Su tono era plateado, casi como el acero, y reflejaba luces blancas que no sabíamos de

qué dirección provenían. Los dispositivos de navegación comenzaron a tener

problemas, pero supe muy bien hacerme con la posición inercial y continué

triangulando gracias a mi experiencia e intuición. Fue el último día que vimos las

estrellas, no lo olvidaré jamás.

La cuarta jornada se comenzaron a oír los tañidos de una campana enorme debajo del

mar. El hombre elegante dijo al capitán que era el aviso de la torre del cuarto castillo,

que transmitía nuestra situación a los demás. Nunca supimos si eso era así, pero desde

luego el sonido se hizo insoportable a lo largo de las horas. La tripulación estaba ya

francamente nerviosa, pero hacía gala de una disciplina magnífica. Por la tarde a la
campana inicial parecieron contestar otras situadas a mayor distancia. ¿Una locura de

los sentidos? ¡En absoluto!

El quinto día, por debajo de lo que arriba ya parecía descaradamente una bóveda de

acero, se divisó la figura descomunal de un gran navío que nos sobrevolaba muy alto,

pero no de nuestra época, sino un bergantín negro que flotaba a la par de los vientos. Sé

que suena ridículo, pero así fue. Con los prismáticos apenas se distinguían las velas y un

casco viejo, coronado por un mascarón que no se podía divisar bien. Todos lo vimos, así

que no era una alucinación, lo afirmo, señores. A mí, personalmente, me dio muchísimo

miedo contemplarlo, porque en mi interior sentía que nos observaban desde allí… y no

podían ser ojos como los nuestros.

El sexto día el mar cambió de color, no hacia el plateado, consecuencia de reflejar la

bóveda de arriba, sino a un color negro casi como la tinta. Sin embargo era muy

transparente, cosa rara, y a lo largo del correr de las horas comenzamos a divisar el

fondo marino con nitidez, como si estuviésemos volando sobre tierra firme. Era

increíble mirar aquello, esa profundidad vertiginosa revelada como si no hubiese

agua… y sin embargo esta era negra en las manos, opaca… una maldita lujuria del

infierno. Debimos volvernos ahí, como muchos dijeron, pero el capitán supo aplacar a

los hombres y el del traje elegante seguía muy tranquilo mirando al fondo y gritando

cosas que parecían encrespar el mar, que de vez en cuando lanzaba una ola inusual

contra nosotros. A eso de las 17 horas estalló en voces que sonaron como una tormenta.

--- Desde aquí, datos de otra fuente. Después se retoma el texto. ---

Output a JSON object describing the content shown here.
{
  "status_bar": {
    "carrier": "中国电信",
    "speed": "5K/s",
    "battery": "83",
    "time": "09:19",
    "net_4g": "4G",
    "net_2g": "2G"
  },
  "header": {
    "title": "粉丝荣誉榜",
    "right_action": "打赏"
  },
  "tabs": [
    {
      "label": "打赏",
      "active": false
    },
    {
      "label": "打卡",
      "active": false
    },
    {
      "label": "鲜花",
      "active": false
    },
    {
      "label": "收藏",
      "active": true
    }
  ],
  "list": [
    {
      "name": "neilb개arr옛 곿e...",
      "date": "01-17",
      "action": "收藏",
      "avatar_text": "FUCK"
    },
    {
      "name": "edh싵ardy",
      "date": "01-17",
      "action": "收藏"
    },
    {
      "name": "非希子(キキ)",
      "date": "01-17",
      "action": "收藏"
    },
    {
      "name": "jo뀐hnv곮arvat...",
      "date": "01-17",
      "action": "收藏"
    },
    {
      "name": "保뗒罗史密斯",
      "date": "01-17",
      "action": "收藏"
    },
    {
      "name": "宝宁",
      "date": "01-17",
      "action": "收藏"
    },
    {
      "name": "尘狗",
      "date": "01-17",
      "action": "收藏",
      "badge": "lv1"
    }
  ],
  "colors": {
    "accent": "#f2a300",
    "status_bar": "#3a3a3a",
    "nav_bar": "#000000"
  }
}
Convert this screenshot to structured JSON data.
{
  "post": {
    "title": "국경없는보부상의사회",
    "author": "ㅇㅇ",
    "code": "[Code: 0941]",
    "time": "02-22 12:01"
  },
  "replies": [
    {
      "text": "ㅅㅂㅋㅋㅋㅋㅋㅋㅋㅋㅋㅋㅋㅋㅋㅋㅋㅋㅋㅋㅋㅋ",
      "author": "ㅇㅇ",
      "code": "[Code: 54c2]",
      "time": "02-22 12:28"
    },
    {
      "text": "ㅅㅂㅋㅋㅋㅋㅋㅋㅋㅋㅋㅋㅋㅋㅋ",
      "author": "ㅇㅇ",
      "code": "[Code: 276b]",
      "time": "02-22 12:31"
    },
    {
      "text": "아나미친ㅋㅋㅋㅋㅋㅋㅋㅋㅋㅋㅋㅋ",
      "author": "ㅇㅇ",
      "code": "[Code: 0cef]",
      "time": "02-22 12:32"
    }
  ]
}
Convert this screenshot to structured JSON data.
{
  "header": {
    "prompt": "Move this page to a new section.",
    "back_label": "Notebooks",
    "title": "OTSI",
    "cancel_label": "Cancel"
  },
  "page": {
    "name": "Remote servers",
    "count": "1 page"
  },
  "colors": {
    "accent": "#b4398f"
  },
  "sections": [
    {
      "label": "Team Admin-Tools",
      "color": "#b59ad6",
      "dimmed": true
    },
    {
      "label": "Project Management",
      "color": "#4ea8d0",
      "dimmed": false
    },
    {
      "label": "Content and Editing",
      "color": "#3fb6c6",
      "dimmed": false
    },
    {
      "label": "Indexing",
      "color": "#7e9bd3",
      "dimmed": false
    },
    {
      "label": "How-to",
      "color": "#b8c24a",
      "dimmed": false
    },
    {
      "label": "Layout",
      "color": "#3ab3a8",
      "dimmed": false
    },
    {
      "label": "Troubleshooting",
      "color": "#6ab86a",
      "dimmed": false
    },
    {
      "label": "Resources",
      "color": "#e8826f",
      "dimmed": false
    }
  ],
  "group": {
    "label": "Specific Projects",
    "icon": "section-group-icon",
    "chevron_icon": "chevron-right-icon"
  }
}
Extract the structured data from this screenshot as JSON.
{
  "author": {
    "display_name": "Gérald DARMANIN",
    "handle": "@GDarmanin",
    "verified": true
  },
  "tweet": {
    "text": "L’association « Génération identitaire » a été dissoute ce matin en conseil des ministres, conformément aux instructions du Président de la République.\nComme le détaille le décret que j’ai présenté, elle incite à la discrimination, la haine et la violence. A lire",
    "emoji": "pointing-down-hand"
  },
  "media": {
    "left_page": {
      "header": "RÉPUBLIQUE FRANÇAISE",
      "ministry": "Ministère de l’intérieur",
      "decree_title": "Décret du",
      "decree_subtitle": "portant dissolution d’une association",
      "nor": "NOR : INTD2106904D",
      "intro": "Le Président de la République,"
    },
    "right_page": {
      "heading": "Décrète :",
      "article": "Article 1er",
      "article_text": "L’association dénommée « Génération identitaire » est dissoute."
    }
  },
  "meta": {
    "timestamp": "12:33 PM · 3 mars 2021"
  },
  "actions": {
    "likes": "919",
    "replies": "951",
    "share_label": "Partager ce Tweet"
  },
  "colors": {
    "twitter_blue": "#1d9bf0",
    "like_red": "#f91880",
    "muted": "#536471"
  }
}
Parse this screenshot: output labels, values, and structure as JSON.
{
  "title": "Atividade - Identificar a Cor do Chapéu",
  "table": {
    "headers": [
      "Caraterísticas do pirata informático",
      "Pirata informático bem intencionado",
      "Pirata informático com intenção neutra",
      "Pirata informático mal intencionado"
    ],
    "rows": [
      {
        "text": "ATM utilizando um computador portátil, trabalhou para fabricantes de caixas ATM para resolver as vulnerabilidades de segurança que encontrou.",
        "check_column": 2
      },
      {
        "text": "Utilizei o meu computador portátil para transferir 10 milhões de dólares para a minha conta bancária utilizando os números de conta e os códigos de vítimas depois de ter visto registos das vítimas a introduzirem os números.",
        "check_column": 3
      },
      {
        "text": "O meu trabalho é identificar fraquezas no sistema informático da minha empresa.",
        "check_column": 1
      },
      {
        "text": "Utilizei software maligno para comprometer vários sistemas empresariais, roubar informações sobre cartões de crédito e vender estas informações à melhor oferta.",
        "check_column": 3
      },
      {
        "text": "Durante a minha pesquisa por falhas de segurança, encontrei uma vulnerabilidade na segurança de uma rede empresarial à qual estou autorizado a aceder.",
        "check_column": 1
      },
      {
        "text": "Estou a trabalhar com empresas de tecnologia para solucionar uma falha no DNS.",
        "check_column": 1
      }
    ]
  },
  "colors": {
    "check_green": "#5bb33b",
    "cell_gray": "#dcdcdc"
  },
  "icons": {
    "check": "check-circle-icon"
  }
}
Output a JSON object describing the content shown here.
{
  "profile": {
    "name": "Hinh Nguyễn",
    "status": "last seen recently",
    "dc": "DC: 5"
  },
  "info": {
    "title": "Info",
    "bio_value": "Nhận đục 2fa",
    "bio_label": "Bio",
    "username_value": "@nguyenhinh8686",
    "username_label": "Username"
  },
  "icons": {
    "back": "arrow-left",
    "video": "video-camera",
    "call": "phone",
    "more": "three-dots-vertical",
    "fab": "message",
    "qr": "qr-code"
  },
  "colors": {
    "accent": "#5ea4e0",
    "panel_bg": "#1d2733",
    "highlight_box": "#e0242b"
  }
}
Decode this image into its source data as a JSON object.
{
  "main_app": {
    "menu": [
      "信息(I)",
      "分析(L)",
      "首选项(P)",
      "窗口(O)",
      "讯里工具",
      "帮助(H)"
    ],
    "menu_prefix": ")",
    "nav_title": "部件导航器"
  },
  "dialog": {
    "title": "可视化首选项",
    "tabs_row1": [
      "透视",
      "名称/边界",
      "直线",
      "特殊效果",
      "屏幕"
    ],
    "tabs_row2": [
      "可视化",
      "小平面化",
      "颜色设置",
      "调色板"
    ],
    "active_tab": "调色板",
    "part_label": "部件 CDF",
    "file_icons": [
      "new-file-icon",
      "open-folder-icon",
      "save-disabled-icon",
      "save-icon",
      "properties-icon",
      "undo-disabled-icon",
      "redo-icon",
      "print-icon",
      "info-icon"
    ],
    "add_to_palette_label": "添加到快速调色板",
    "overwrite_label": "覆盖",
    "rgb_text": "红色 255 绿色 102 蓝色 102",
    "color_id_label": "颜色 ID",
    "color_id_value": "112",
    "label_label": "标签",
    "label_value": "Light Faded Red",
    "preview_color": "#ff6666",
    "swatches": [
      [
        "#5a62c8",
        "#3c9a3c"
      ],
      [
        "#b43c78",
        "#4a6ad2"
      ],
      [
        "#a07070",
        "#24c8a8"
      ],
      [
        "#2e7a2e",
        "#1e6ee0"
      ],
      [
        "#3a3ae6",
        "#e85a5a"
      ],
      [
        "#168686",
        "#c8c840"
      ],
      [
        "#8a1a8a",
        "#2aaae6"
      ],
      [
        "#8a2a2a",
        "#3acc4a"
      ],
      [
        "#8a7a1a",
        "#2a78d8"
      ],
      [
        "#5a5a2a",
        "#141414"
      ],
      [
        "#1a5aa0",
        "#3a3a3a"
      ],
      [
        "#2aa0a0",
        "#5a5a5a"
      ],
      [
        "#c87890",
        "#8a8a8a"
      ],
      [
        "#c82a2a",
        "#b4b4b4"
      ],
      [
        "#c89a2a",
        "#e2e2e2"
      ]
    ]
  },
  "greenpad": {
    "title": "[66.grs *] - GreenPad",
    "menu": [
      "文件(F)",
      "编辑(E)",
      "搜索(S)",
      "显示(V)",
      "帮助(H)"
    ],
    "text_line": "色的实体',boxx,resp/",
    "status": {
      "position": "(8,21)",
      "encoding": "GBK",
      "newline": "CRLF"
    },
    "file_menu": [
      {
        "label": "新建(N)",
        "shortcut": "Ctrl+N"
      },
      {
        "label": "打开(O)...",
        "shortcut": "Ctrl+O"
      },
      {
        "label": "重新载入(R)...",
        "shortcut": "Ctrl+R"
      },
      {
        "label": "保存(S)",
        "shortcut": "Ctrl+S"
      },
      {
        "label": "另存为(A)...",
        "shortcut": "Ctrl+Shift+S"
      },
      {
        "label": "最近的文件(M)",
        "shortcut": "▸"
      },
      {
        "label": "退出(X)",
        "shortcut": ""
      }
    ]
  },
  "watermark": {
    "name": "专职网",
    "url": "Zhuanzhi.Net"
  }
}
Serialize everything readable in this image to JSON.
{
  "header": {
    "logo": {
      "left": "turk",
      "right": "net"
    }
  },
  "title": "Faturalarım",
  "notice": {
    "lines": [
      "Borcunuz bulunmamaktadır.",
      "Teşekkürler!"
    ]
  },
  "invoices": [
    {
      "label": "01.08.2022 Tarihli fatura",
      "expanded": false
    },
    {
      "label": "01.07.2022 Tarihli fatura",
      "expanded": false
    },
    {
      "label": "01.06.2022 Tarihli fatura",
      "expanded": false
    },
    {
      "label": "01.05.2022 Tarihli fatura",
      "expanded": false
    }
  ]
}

- ¡Miradlo! ¡Allí! ¡Allí! – seguimos la mirada hacia donde señalaba y apareció la

figura majestuosa muy abajo de un imponente castillo subido sobre una


montaña. Era colosal, muy grande, de murallas oscuras y torres cuadradas que

amenazaban con sólo mirarlas. - ¡Es el sexto castillo! ¡Sólo nos queda uno,

piloto! – me gritaba con ojos rojos de fuego desde una barandilla que parecía

retorcerse de dolor bajo el peso de su mano. Yo miraba aquello pero no daba

crédito. Era un castillo, si, y tan abajo en el fondo que pareciese que íbamos en

un jet. Sus alrededores eran cenagosos, grises, sin la menor vegetación,

recorridos por caminos estrechos que no prometían nada. No se veían trazo de

vida, gracias a Dios, porque aquello ya hubiese sido demencial. En aquel

instante, con la sensación de estar volando, me pregunté qué demonios era lo

que batía nuestra hélice en lugar de agua, pero tenía ya tanto miedo que no dije

nada. Supongo que ya estaba entregado a lo que parecía un camino directo a

ninguna parte, y es por ello que sentí como mis sentidos se plegaban mientras

una sensación eléctrica me arañaba los huesos. Era terror.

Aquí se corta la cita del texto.